这秦宝珠听到这样一番话却也没有丝毫的害羞索性大大方方的同意了:“这在家从父,出嫁从夫就就是理所应当的,这有什么奇怪地方吗?”
这太子从小到大便不喜欢这个过度任性的秦宝珠,此刻她更是当着众人的面来护着这鹿鸣打自己的脸。自然这吕英心中便越发容不得这秦宝珠了,此刻听到秦宝珠这样的一番话非但没有顺着台阶下了,反倒是越发咄咄逼人起来:“表妹你这话可就说错了,今日这婚是父皇所赐,这鹿世子这般岂不是看不起本宫与父皇,如若是本宫也就罢了,但如若是这鹿世子看不起父皇却不被责罚岂不是给众人做了榜样,这让父皇日后如何治理朝政?”
一番话直接说出来,这秦宝珠的脸色也是没那般好看了:“今日是表哥你的婚宴,又何必这般一个劲儿的拉扯着父皇?还是说表哥你……本就是存了心思的为难鹿世子?”
这话已经是说的很是明显了,如若这吕英还这般那便是当着众人的面儿让自己难堪了,这吕英虽然心中气愤却也是知道绝对不能够因小失大的,所以抬起头来朝着这秦宝珠看了一眼这才开口:“那么这酒……”说完朝着那鹿鸣手中的酒杯扫视了一眼。

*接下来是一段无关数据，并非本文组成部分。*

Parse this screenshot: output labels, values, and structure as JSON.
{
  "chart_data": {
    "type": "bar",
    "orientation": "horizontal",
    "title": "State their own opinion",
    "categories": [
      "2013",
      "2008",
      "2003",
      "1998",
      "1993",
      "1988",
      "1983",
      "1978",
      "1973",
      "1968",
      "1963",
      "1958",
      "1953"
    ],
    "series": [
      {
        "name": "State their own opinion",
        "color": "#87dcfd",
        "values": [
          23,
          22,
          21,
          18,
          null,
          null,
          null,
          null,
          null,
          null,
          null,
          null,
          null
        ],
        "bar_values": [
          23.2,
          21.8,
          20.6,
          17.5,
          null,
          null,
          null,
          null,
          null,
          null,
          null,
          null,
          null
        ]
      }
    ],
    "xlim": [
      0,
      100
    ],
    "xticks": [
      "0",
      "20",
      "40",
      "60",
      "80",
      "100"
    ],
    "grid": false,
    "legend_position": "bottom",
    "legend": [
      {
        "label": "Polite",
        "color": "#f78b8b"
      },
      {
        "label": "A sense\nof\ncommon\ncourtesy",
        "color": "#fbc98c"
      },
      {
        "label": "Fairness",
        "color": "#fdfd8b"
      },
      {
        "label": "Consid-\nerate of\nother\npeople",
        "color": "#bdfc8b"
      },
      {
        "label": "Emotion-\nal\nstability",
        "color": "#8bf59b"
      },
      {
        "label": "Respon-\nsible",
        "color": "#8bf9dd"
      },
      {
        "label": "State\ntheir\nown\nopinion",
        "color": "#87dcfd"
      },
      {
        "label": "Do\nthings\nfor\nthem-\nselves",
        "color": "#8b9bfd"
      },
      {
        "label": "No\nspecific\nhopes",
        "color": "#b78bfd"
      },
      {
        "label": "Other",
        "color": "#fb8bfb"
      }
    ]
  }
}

这秦宝珠知晓今日自己算是躲不过去,一把夺过了那酒直接一饮而尽:“既然鹿世子身子抱恙,这酒理所当然应该宝珠代替。”
见着这秦宝珠这般吕英也不好继续过度为难,喝完了自己杯中的酒便洞房去了。
太子一离开,这鹿鸣则是立马拉过了这秦宝珠,一脸担忧:“明知道那酒有猫腻,为何还要喝?”此刻的这鹿鸣心中无比担忧眼前的这小女人,但心中更多的却是感动,这秦宝珠居然舍身救自己。此刻的这鹿鸣指示希望一切都只是那吕英想要为难自己了,真希望这酒水中什么也没有。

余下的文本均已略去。